La Russie veut-elle influencer l’élection présidentielle française ?

Nombreuses sont les fake news à avoir déjà impacté la campagne pour les élections présidentielles 2017, en France. Cependant, une seule protagoniste paraît bien épargnée par ce déferlement d’articles et de slogans haineux sur internet : la candidate du Front National, Marine Le Pen. Retour sur les enjeux politiques de la prolifération de fake news en France, à moins de deux mois du premier tour l’élection présidentielle.

 

Deux protagonistes sont au cœur de l’affaire : le premier est un État qui aimerait bien influencer la politique étrangère française à son profit : la Russie de Vladimir Poutine. Le second est un parti politique français, connu pour ses prises de position pro-russes : le Front National (FN). En 2014, la Russie annexe la Crimée, une région ukrainienne. Pour le FN et sa présidente, Marine Pen « rien d’illégal ». En janvier 2016, Jacques Clostermann, administrateur du Rassemblement Bleu Marine, déclare lui se rendre en Ukraine pour se « rendre compte des destructions causées par l’armée ukrainienne ». Des déclarations qui rapportent, car la Russie sait récompenser ses amis, et ces positions pro-russes sont relativement iconoclastes dans le débat politique français. En avril 2014, Cotelec, microparti présidé par Jean-Marie Le Pen, reçoit un prêt de deux millions d’euros d’une banque chypriote alimentée par des fonds russes et dirigée par un ancien du KGB. Deux ans plus tard, en septembre 2016, le FN reçoit un prêt de 9 millions d’euros d’une banque moscovite.

 

Au-delà de ces simples financements et problématiques de positionnement politique, il semble que la Russie ait décidé de passer à la vitesse supérieure. En novembre 2016, un article du Washington Post affirme que la prolifération de fake news sur les réseaux sociaux, qui a favorisé l’élection de Donald Trump, est dû à une politique de propagande orchestrée par le pouvoir russe. Pendant la campagne électorale, ces fausses informations ont été vues plus de 213 millions de fois sur Facebook.
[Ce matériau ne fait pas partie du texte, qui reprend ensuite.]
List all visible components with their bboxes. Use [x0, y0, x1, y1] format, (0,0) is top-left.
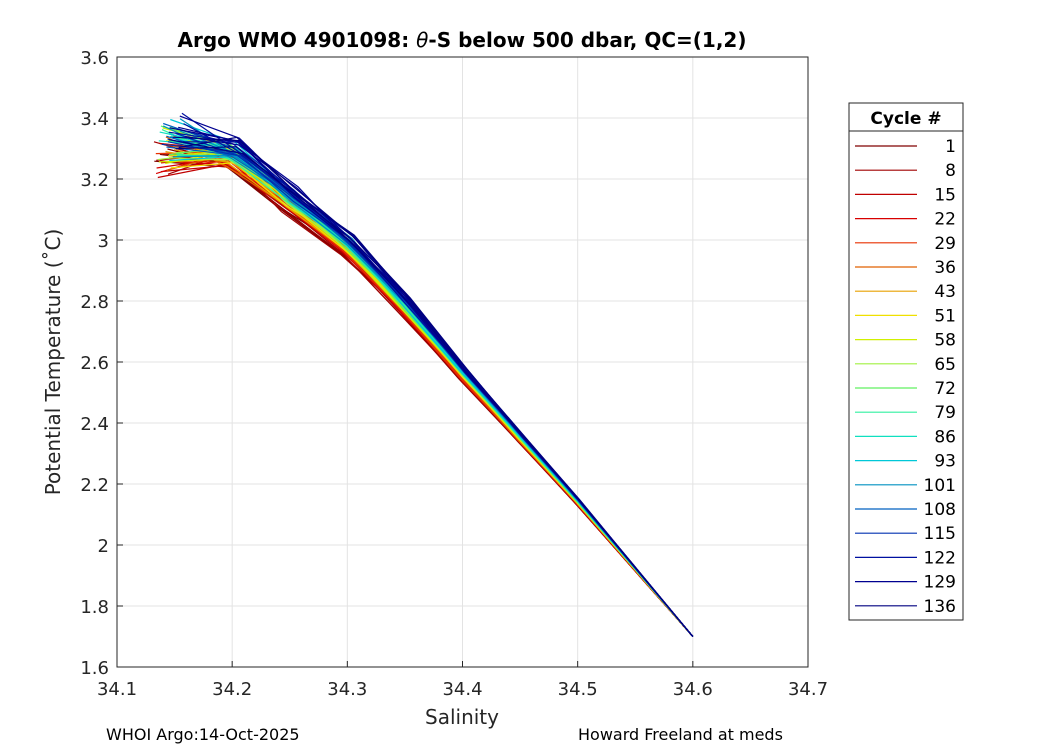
- y-axis-ticks: 1.6 1.8 2 2.2 2.4 2.6 2.8 3 3.2 3.4 3.6: [80, 48, 123, 679]
- legend-label-115: 115: [924, 524, 956, 544]
- y-tick-label: 2: [98, 536, 109, 557]
- legend-label-58: 58: [934, 331, 956, 351]
- legend-label-36: 36: [934, 258, 956, 278]
- y-axis-label: Potential Temperature (˚C): [41, 229, 65, 496]
- legend-label-51: 51: [934, 306, 956, 326]
- legend-label-43: 43: [934, 282, 956, 302]
- y-tick-label: 2.2: [80, 475, 109, 496]
- title-prefix: Argo WMO 4901098:: [178, 28, 417, 52]
- y-tick-label: 2.6: [80, 353, 109, 374]
- y-tick-label: 2.4: [80, 414, 109, 435]
- legend-label-108: 108: [924, 500, 956, 520]
- profile-lines: [153, 112, 694, 637]
- legend-label-8: 8: [945, 161, 956, 181]
- legend-label-79: 79: [934, 403, 956, 423]
- y-tick-label: 3.4: [80, 109, 109, 130]
- y-tick-label: 2.8: [80, 292, 109, 313]
- legend-entries: 1 8 15 22 29 36 43 51 58 65 72 79 86 93 101 108 115 122 12…: [855, 137, 956, 617]
- footer-author: Howard Freeland at meds: [578, 725, 783, 744]
- x-axis-label: Salinity: [425, 705, 499, 729]
- x-tick-label: 34.7: [788, 679, 828, 700]
- legend-label-136: 136: [924, 597, 956, 617]
- y-tick-label: 1.6: [80, 658, 109, 679]
- legend-label-86: 86: [934, 427, 956, 447]
- footer-source: WHOI Argo:14-Oct-2025: [106, 725, 300, 744]
- chart-title: Argo WMO 4901098: θ-S below 500 dbar, QC…: [178, 28, 747, 52]
- legend-label-129: 129: [924, 573, 956, 593]
- legend-label-65: 65: [934, 355, 956, 375]
- y-tick-label: 3: [98, 231, 109, 252]
- legend-label-101: 101: [924, 476, 956, 496]
- legend-label-1: 1: [945, 137, 956, 157]
- profile-line-cycle-136: [168, 138, 694, 637]
- y-tick-label: 1.8: [80, 597, 109, 618]
- legend-label-72: 72: [934, 379, 956, 399]
- y-tick-label: 3.2: [80, 170, 109, 191]
- y-tick-label: 3.6: [80, 48, 109, 69]
- x-axis-ticks: 34.1 34.2 34.3 34.4 34.5 34.6 34.7: [97, 661, 828, 700]
- legend-title: Cycle #: [870, 109, 941, 129]
- x-tick-label: 34.6: [673, 679, 713, 700]
- legend-label-122: 122: [924, 548, 956, 568]
- legend-box: [848, 102, 964, 621]
- x-tick-label: 34.1: [97, 679, 137, 700]
- title-suffix: -S below 500 dbar, QC=(1,2): [428, 28, 746, 52]
- legend-label-22: 22: [934, 210, 956, 230]
- title-theta: θ: [416, 28, 428, 52]
- legend-label-15: 15: [934, 185, 956, 205]
- legend-label-29: 29: [934, 234, 956, 254]
- legend: Cycle # 1 8 15 22 29 36 43 51 58 65 72 79 86 93 101 108…: [848, 102, 964, 621]
- x-tick-label: 34.5: [558, 679, 598, 700]
- x-tick-label: 34.3: [327, 679, 367, 700]
- legend-label-93: 93: [934, 452, 956, 472]
- x-tick-label: 34.4: [442, 679, 482, 700]
- x-tick-label: 34.2: [212, 679, 252, 700]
Il est donc légitime de s’interroger sur la possibilité d’une situation similaire en France, où la multiplication de fake news sur internet favoriserait l’élection de Marine Le Pen, en discréditant ses rivaux.

 

Au premier rang des suspects sont les sites internet « Sputnik » et « Russia Today », qui partagent ouvertement des positions pro-russes. Les polémiques successives ayant entaché la réputation de plusieurs candidats de la droite pendant les primaires, de « Ali Juppé » à « Farid Fillon » sont par ailleurs nées sur des sites internet proches de l’extrême droite. Enfin, le 13 février dernier, Richard Ferrand, secrétaire général de En Marche, mouvement de Emmanuel Macron, déclarait que le site internet de ce parti avait essuyé des milliers de cyber attaques depuis le début de la campagne. Celles-ci provenaient des frontières russes.